Regression – Trend in Residuals vs Dependent But Not in Residuals vs Fitted

regressionresiduals

I am fitting a linear model to a problem, and a little confused by what is going on. Without the details here are the two plots confusing me:

Residuals vs Fitted

Residuals vs Fitted

Residuals vs Y

Residuals vs Y

Now the residuals vs fitted looks good to me. Fairly evenly dispersed, no clear pattern. However, the $y$ vs fitted do not look good. I would have expected there to also not be a clear trend in this relationship.

This seems basic, but I'm rather lost. I don't want to fit a model that allows large positive errors at high values of $Y$ to make up for large negative errors at low values of $Y$.

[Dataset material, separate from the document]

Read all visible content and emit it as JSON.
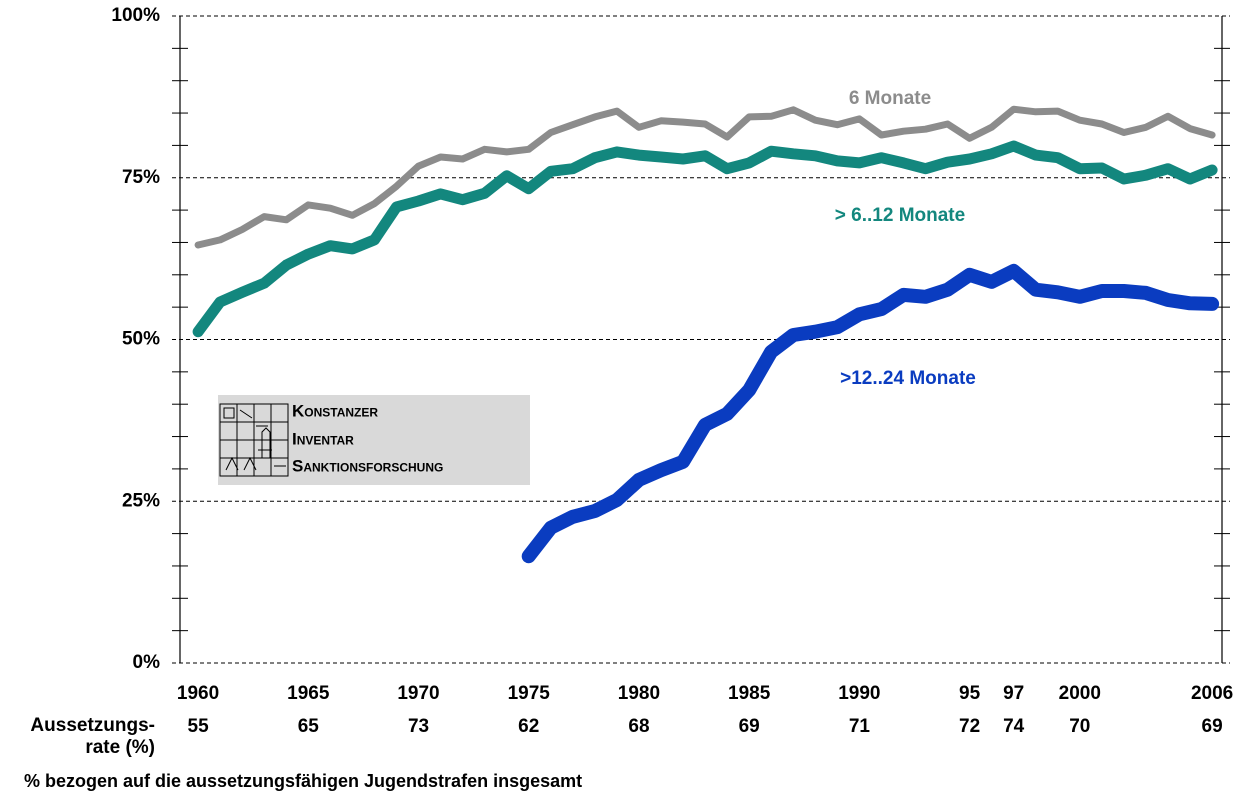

Is this just an indication of a poorly fitting model? Or is something else going on here?

EDIT: Asked for fitted vs y (changed to have labels)

fitted vs y

EDIT2: Just want to point out that this question has already been asked and answered (albeit in a more abstract sense) What is the expected correlation between residual and the dependent variable? .

Best Answer

1) The residuals and the fitted are uncorrelated by construction. In fact if there was any correlation between them, there would be uncaptured linear trend in the data - we could get a closer fit by changing the coefficients until they were uncorrelated.

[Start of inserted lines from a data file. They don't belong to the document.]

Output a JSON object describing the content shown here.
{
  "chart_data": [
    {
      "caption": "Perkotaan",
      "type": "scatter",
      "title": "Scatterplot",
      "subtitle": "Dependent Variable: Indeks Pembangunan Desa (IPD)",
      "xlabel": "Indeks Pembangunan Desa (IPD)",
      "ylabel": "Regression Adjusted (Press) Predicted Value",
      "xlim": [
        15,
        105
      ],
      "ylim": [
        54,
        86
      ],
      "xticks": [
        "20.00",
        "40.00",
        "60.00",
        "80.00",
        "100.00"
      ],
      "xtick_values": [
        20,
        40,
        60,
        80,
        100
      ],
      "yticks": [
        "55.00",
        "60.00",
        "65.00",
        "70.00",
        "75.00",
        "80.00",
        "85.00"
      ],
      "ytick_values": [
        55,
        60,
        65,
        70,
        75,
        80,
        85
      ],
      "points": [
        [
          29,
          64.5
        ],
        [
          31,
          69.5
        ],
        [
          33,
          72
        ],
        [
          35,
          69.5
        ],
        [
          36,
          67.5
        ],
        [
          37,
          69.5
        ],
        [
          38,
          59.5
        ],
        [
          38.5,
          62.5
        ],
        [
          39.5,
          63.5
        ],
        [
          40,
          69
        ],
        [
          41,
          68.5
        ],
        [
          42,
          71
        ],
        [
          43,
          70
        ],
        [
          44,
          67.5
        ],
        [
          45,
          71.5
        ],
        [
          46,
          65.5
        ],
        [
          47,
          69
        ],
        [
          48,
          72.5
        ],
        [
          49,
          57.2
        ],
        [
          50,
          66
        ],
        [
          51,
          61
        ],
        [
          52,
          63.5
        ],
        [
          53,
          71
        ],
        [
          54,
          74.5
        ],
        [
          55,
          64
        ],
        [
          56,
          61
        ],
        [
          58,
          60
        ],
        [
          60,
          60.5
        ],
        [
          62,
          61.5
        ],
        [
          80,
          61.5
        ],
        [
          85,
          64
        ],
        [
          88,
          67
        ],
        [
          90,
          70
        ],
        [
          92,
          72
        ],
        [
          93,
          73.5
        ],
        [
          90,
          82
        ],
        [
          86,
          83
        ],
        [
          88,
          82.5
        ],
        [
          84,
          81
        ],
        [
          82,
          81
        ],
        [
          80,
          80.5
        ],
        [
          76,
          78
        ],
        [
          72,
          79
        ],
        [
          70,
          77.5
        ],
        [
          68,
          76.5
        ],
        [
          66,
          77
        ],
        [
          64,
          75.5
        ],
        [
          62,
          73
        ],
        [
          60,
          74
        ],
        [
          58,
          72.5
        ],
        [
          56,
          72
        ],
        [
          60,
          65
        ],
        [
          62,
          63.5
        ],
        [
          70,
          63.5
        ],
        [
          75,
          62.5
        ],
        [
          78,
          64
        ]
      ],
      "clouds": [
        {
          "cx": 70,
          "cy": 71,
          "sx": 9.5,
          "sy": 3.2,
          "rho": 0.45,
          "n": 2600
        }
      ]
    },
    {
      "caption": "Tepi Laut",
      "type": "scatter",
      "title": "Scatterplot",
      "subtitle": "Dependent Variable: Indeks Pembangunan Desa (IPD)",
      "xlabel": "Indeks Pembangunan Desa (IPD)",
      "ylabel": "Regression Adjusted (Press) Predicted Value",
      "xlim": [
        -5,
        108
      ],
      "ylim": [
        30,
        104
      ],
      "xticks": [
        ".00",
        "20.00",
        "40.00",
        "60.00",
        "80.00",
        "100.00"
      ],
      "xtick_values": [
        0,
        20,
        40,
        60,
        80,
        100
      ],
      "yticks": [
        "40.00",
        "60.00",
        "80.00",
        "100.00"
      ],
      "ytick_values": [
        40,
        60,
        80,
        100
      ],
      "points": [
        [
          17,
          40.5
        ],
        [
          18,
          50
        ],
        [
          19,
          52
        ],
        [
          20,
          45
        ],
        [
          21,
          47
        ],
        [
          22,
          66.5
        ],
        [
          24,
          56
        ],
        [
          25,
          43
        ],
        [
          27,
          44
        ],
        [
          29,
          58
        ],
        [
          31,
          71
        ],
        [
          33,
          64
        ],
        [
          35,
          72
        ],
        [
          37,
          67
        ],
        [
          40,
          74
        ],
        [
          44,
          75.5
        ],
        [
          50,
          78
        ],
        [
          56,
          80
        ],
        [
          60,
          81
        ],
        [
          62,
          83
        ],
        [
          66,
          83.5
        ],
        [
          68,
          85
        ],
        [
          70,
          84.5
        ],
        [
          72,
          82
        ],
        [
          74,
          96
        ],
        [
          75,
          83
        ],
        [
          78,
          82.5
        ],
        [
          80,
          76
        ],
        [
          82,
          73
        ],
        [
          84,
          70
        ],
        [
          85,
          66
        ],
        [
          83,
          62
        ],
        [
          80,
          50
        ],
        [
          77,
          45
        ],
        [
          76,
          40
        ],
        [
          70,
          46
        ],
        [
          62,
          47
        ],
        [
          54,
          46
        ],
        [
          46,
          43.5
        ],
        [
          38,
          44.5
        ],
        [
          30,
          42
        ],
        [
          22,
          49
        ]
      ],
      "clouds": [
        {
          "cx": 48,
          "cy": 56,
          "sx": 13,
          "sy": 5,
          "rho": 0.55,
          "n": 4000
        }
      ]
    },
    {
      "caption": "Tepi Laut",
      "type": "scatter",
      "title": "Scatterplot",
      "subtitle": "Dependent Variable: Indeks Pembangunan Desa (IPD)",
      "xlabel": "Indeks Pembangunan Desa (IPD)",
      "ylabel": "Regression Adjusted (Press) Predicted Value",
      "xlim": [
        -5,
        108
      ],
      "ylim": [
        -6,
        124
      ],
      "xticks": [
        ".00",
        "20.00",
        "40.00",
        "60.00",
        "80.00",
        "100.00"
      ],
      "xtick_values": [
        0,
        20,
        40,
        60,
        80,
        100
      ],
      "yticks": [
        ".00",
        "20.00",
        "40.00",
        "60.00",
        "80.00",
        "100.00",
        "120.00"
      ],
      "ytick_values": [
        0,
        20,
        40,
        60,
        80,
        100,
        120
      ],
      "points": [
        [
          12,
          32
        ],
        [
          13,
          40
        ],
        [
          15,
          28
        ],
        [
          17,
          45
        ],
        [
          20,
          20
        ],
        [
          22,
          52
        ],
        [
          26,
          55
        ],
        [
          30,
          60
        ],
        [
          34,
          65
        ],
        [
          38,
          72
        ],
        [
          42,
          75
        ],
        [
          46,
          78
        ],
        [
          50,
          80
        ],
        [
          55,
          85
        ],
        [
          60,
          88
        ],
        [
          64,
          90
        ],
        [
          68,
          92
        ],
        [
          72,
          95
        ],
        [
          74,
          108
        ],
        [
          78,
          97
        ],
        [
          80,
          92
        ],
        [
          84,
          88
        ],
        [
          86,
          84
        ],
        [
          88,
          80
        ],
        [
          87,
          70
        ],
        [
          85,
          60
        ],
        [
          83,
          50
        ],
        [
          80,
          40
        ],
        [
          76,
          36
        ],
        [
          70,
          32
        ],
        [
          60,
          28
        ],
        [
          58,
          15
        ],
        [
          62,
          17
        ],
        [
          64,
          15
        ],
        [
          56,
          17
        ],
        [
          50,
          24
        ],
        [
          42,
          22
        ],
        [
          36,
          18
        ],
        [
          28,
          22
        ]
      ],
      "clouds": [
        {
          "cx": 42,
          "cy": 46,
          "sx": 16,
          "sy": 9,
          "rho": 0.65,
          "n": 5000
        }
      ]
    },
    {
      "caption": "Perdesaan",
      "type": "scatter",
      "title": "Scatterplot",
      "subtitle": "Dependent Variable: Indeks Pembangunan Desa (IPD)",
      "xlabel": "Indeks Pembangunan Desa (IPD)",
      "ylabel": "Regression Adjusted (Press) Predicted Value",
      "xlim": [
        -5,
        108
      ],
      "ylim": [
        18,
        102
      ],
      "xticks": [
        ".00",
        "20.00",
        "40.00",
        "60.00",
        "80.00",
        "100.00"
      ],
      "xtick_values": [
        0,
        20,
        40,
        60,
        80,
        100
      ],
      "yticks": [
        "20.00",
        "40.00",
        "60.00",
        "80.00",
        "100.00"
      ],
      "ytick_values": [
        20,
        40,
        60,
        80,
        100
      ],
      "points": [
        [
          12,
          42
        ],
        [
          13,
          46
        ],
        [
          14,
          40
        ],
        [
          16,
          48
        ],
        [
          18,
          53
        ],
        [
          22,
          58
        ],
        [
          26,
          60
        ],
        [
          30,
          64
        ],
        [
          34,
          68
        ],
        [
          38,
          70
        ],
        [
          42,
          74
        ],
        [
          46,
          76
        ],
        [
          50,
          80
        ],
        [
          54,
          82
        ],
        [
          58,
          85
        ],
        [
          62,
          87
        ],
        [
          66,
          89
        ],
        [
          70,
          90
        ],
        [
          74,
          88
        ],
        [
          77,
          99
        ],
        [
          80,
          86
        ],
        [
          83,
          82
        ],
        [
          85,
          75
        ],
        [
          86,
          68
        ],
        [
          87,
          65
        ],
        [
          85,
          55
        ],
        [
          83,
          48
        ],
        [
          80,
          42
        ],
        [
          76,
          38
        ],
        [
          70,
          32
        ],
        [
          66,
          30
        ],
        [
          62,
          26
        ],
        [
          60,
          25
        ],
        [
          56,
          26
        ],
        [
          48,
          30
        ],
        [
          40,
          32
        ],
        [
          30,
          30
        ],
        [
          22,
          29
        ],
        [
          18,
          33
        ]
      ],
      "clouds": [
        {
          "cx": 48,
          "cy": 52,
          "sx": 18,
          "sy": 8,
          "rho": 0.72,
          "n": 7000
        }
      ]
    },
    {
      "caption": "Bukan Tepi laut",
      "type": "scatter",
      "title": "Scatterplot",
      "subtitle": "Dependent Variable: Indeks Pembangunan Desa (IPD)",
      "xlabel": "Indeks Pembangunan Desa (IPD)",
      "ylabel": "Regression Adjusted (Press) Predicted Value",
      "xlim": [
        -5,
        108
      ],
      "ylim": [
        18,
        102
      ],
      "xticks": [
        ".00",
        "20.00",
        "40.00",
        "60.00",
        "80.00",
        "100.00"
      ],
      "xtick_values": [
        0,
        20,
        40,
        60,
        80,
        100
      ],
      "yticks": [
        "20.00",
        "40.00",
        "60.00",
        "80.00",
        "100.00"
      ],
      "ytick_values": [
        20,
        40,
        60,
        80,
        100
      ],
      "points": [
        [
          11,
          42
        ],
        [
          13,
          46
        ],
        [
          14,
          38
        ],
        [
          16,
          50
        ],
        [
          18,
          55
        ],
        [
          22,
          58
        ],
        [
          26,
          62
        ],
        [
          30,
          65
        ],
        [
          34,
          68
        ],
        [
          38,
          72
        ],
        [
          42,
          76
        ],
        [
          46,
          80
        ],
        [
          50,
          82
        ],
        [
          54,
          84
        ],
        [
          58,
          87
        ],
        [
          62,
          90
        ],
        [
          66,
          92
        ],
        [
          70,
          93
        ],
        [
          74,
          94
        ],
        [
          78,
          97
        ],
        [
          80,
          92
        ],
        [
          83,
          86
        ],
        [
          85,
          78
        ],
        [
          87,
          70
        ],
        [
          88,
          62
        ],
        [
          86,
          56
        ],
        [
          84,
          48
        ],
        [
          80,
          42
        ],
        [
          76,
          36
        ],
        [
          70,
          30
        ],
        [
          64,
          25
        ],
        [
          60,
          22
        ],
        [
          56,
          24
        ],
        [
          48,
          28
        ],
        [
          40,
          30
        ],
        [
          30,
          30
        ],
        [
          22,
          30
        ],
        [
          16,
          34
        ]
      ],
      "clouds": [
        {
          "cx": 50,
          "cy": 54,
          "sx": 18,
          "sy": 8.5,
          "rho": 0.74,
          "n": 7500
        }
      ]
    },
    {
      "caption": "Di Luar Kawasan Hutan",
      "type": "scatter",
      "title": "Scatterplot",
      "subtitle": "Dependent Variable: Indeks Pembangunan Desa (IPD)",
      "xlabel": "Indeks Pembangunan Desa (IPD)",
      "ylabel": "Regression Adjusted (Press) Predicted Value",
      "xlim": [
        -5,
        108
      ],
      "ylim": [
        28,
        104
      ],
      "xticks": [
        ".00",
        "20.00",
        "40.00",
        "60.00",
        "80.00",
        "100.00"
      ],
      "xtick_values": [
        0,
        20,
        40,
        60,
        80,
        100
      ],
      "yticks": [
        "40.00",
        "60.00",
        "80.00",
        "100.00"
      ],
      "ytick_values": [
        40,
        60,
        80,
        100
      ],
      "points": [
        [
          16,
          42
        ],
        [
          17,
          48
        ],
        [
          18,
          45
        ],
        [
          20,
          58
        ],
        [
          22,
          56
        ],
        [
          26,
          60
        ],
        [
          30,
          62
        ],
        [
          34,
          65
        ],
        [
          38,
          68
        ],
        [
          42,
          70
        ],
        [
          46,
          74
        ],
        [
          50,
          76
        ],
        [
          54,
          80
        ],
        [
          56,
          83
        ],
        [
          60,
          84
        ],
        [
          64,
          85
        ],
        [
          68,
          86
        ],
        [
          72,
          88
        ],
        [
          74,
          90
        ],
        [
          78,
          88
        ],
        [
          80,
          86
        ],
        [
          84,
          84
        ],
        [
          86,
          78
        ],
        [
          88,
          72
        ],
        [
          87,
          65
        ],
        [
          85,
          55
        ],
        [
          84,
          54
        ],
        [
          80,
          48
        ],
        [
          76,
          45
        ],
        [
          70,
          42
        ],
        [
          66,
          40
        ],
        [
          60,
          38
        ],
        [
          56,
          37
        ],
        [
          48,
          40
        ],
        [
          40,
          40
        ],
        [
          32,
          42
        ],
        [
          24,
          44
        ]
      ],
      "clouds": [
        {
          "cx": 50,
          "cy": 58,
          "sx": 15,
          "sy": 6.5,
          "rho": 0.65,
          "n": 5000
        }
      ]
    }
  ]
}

2) The residuals and the y-variable are always positively correlated. This is a necessary consequence of (1).

$$cov(e,y) = cov(e,e+\hat y) = \sigma^2+0 = \sigma^2$$

So it would be surprising if there wasn't a trend in that first plot.

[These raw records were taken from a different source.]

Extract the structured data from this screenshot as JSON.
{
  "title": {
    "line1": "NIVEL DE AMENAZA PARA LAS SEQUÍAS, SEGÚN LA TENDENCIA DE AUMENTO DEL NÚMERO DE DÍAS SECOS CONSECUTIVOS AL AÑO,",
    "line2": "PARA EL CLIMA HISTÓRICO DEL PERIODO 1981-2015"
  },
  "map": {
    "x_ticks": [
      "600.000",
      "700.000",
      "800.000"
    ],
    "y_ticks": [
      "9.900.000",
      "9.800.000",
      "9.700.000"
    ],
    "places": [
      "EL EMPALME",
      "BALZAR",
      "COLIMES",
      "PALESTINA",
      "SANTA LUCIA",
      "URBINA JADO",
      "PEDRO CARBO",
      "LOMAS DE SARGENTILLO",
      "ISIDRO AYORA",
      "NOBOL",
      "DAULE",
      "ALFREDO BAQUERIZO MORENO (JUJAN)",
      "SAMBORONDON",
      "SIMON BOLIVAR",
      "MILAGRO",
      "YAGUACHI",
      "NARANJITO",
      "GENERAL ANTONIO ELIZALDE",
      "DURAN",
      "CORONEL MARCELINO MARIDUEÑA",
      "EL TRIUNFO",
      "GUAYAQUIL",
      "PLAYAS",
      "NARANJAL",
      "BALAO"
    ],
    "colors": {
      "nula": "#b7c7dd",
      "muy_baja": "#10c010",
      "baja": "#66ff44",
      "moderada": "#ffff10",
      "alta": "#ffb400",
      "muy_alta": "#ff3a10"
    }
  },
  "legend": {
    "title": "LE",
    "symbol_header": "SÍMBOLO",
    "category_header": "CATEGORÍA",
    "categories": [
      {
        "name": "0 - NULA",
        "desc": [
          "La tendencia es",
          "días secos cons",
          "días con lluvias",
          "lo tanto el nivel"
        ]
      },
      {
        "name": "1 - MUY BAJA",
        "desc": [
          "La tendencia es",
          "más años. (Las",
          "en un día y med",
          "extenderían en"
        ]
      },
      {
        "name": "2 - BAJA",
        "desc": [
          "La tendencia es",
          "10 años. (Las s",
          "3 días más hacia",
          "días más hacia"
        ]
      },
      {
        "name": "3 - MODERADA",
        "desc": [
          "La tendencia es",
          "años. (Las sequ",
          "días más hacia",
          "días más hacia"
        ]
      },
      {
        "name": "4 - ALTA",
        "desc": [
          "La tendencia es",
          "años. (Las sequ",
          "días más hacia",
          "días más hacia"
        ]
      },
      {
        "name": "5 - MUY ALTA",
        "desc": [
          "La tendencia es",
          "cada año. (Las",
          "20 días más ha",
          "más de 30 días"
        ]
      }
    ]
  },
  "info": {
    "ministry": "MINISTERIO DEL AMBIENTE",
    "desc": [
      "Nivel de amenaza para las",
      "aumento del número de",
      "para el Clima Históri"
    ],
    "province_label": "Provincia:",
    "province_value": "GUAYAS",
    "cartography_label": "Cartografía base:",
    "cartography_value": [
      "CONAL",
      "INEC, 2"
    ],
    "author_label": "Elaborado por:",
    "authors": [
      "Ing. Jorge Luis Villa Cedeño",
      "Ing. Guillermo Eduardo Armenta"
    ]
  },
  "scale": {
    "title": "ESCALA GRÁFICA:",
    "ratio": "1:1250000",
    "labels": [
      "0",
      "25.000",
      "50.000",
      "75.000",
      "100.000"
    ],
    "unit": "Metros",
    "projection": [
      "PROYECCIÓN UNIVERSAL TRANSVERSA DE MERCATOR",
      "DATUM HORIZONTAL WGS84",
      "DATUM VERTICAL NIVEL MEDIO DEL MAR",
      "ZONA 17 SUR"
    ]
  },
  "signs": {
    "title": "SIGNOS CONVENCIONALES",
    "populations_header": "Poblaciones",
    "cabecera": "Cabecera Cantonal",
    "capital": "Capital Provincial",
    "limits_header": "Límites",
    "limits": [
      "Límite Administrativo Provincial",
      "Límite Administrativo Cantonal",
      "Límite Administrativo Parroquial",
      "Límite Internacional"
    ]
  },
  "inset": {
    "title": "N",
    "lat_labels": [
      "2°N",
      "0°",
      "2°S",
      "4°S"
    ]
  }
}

Consider a simulated example -

Note that by plotting residuals against observed, it's equivalent to using slanted axes in the residuals vs fitted plot:

enter image description here

The reason for the high observed (the grey slanted lines mark constant observed, the ones to the far right are high) being associated with high residuals is clear here, as it the reason for them being only positive near the end.